I could spend a lot of time recounting her life before she arrived here in 1984. As a student at McGill, she was heavily involved in school politics and participated in a 10-day sit-in at Sir George Williams University. She became a social worker and was ahead of her time in the area of family violence prevention. She founded one of the first women’s shelters and went on to help establish others in Ontario and elsewhere in Canada. She served as a supervisor and adviser to countless students in the area of social work.
Anne, I am sure you have impacted and influenced the lives of many of the students that you have met along the way, as you have with many of us here.
It is on your time here in the Senate that I would like to focus my remarks, Senator Cools. Back in my early days here, we sat together with Laurier LaPierre down in the far corner down there.
Senator Cools: I remember it well.
Senator Day: I was between Laurier and Senator Cools.
I credit Anne Cools for her excellent tutelage when I first joined the Standing Senate Committee on National Finance. As anyone who has ever participated in Finance Committee meetings can attest, membership has a very steep learning curve. But Senators Anne Cools and Isobel Finnerty were of great help to me as I took on more responsibilities from Senator Sharon Carstairs.
Later, when I became deputy chair of the committee, Anne provided invaluable advice and guidance on my new role, and her work certainly played a part in how I undertook my duties.
Her knowledge of parliamentary procedure, as we all know, is unparallelled, and her grasp of past practice and rulings is stunning. While many of us recall the rulings that have occurred here in recent memory, Anne routinely goes back much further in her interventions; there is nothing within the history of the Westminster system that is ignored in her analysis. She meticulously researches every speech she makes, and even those delivered off the cuff showcase her depth of knowledge.
I understand that she has three or four speeches that she hasn’t had a chance to give, but she may well be seen out in the foyer, when we come back in the fall, giving these speeches. I want to hear a couple of them on the Auditor General. I’m looking forward to that.
She is always urging senators not to move too quickly on legislation or to rush to judgment on issues, and she is right to do so.
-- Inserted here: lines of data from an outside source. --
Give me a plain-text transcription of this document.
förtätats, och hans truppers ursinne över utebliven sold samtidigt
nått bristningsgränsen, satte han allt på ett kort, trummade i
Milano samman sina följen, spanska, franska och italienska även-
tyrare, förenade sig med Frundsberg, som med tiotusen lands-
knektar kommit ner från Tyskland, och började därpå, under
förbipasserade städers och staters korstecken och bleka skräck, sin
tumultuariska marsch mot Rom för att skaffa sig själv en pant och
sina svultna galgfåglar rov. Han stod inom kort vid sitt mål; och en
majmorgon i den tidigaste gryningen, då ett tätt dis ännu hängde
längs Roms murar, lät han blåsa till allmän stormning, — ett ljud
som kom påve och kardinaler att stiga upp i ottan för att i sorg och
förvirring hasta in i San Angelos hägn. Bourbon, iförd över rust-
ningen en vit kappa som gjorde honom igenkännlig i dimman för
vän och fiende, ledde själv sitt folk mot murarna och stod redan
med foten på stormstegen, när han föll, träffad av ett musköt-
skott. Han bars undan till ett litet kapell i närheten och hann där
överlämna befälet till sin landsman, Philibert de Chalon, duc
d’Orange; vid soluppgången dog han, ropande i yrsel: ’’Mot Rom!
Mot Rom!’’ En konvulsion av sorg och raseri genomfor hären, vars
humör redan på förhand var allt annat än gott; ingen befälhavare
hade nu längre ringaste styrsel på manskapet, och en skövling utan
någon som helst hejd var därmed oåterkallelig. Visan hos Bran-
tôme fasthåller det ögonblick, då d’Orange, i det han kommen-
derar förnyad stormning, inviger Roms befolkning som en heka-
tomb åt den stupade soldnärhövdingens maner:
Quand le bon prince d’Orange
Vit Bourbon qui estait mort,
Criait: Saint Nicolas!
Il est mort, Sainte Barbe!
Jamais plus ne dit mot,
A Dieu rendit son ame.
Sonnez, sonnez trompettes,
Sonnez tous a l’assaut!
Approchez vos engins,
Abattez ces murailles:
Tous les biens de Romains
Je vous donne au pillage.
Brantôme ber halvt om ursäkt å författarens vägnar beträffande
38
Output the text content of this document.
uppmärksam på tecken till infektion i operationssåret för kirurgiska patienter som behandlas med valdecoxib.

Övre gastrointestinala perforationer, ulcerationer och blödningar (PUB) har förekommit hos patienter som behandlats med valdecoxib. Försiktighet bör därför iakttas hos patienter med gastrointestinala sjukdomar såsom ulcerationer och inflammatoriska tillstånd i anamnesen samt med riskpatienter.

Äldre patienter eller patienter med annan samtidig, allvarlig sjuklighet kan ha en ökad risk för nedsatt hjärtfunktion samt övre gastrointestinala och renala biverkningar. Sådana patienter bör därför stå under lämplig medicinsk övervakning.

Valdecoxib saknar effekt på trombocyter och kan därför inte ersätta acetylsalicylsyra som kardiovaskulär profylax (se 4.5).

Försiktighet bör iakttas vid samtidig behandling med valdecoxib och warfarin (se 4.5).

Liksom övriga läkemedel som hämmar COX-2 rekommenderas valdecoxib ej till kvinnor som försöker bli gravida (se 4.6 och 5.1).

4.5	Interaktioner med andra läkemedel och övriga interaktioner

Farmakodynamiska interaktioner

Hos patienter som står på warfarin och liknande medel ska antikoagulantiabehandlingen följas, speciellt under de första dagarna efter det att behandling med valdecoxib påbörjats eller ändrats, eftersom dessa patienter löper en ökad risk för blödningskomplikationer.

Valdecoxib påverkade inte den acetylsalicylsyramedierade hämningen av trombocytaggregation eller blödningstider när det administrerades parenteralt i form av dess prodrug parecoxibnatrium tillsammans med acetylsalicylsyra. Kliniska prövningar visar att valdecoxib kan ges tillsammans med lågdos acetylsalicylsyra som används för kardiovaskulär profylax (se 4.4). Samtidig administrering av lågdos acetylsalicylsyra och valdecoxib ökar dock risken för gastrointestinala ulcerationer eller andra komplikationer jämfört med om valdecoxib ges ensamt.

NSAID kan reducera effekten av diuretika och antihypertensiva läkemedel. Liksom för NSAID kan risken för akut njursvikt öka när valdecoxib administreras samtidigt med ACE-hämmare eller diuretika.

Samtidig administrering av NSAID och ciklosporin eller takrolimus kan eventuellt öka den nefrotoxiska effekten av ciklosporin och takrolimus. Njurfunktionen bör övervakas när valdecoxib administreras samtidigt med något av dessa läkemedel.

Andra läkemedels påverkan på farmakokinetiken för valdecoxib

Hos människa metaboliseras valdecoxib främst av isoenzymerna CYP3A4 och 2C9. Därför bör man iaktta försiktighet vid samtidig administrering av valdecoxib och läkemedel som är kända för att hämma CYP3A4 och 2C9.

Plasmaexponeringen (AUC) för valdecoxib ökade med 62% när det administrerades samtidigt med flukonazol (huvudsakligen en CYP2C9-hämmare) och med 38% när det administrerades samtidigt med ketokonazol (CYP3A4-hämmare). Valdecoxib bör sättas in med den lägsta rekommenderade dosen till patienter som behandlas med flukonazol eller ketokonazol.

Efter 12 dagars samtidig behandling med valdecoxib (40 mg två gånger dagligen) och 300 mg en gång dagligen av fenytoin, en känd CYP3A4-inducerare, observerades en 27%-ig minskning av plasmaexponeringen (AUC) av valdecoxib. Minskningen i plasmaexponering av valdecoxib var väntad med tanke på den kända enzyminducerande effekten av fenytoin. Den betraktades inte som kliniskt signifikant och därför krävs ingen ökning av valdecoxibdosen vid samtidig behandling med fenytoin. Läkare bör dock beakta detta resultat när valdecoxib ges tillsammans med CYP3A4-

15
What we do here not only affects the lives of Canadians but also sets precedents that can carry us, or haunt us, far into the future.
Anne Cools has never been one to sit idle, and, as we have heard, she has experimented with each of the political groups here in the Senate over time, even the time that I’ve been here.
I cannot imagine that you will start the practice of being idle once you leave the Senate.
She has said that she wants to get back to her piano and enjoy her daily activities without that rush to get here to work.
On behalf of the Independent Liberals here in the Senate, Senator Cools, I wish you and Rolf the very best for a happy and healthy retirement.